You copied your latest bank statement on the nearest copier, but were careful not to leave the original behind when you finished. So your information is safe from prying eyes. Right?
Not necessarily. Newer copiers have hard drives, which store electronic duplicates of whatever they copy. If the copier you used also lacks security or privacy controls, your information is now vulnerable.
If you didn't know, don't be surprised--few people pay attention to evolving copy-machine technology. But to keep all your private information private, you should brush up your electronic security knowledge by spending a few minutes at the updated campus Protecting Privacy Campaign page.

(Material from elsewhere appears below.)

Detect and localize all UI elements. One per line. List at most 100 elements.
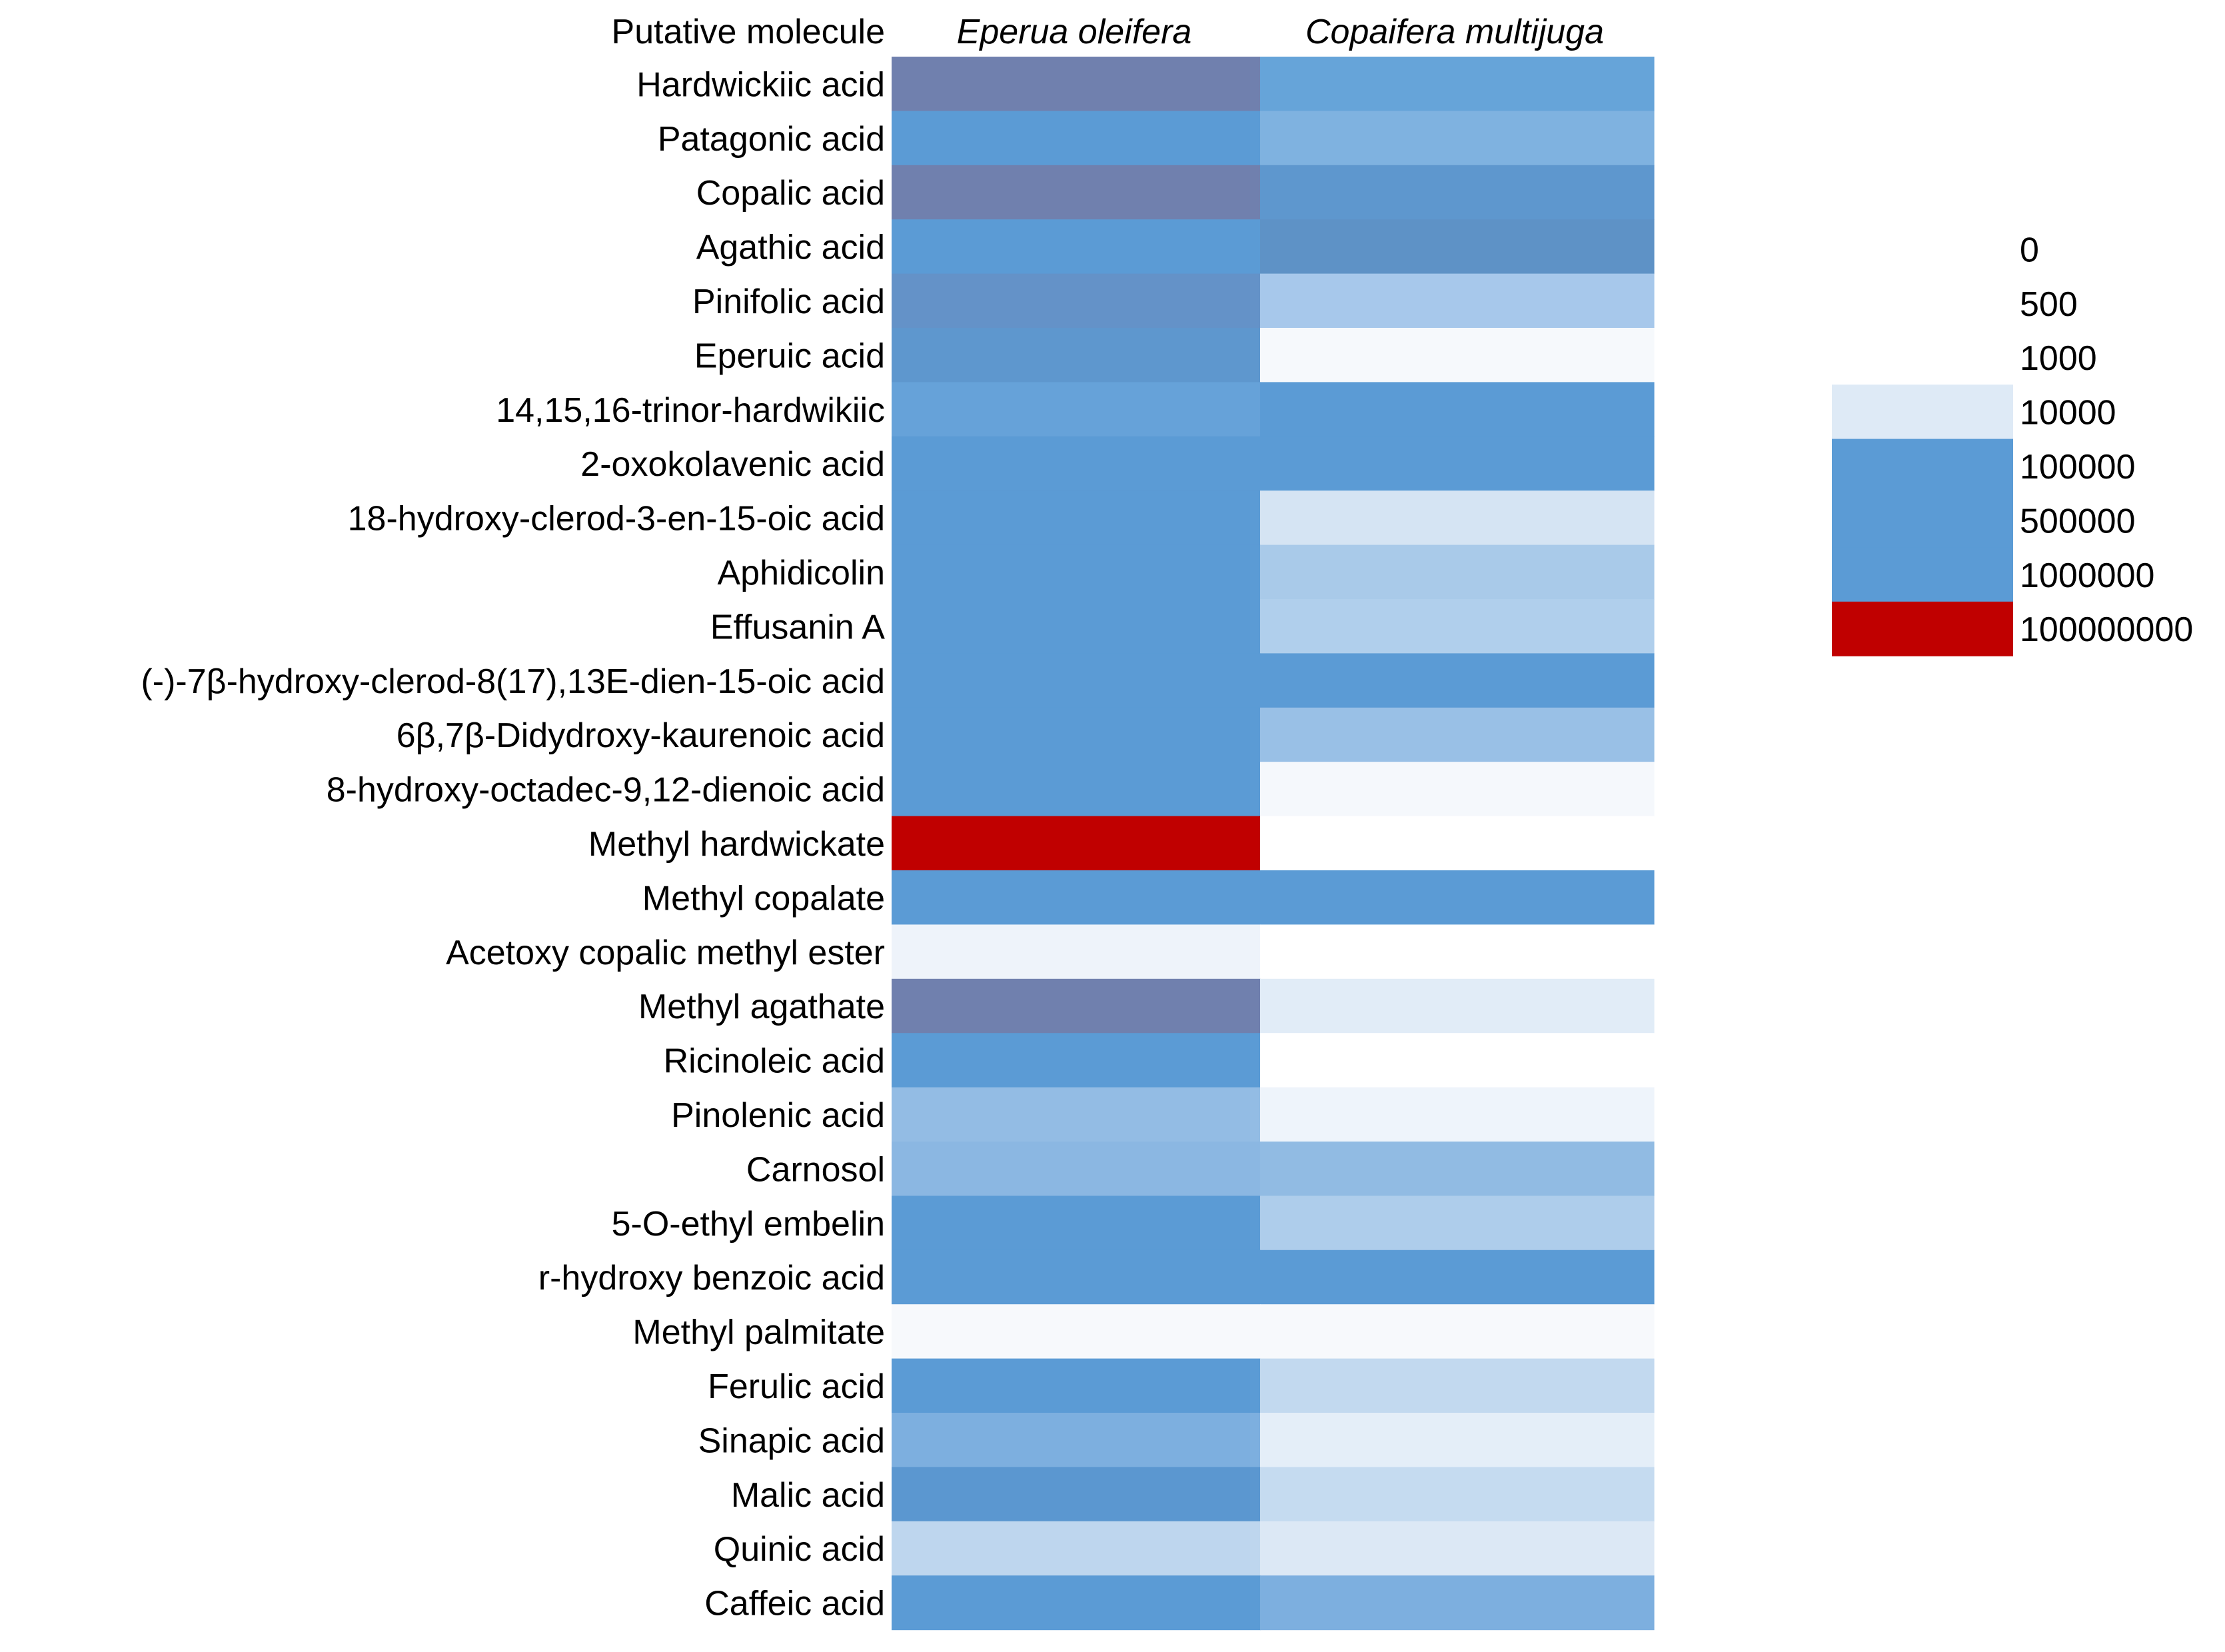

Information and Educational Technology created the page to help UC Davis faculty, students and staff avoid common situations and scams that threaten privacy. The changing nature of electronic records and communication keeps creating different security risks, and IET's page offers context and options, not just warnings.
The segment on email, for example, explains why you should not send private information in the body of an email--but points out that you can safely send private information in an encrypted attachment. The segment tells you how to do that with Excel, Word, or Mac OS 10.
Other parts of the page present an overview of what privacy is, and why it's important. Three sections discuss privacy basics, privacy pitfalls, and common scams.
To help spread the word, the site also offers privacy-related posters that people can download, print, and post in their office or building. A place near the copier might be good.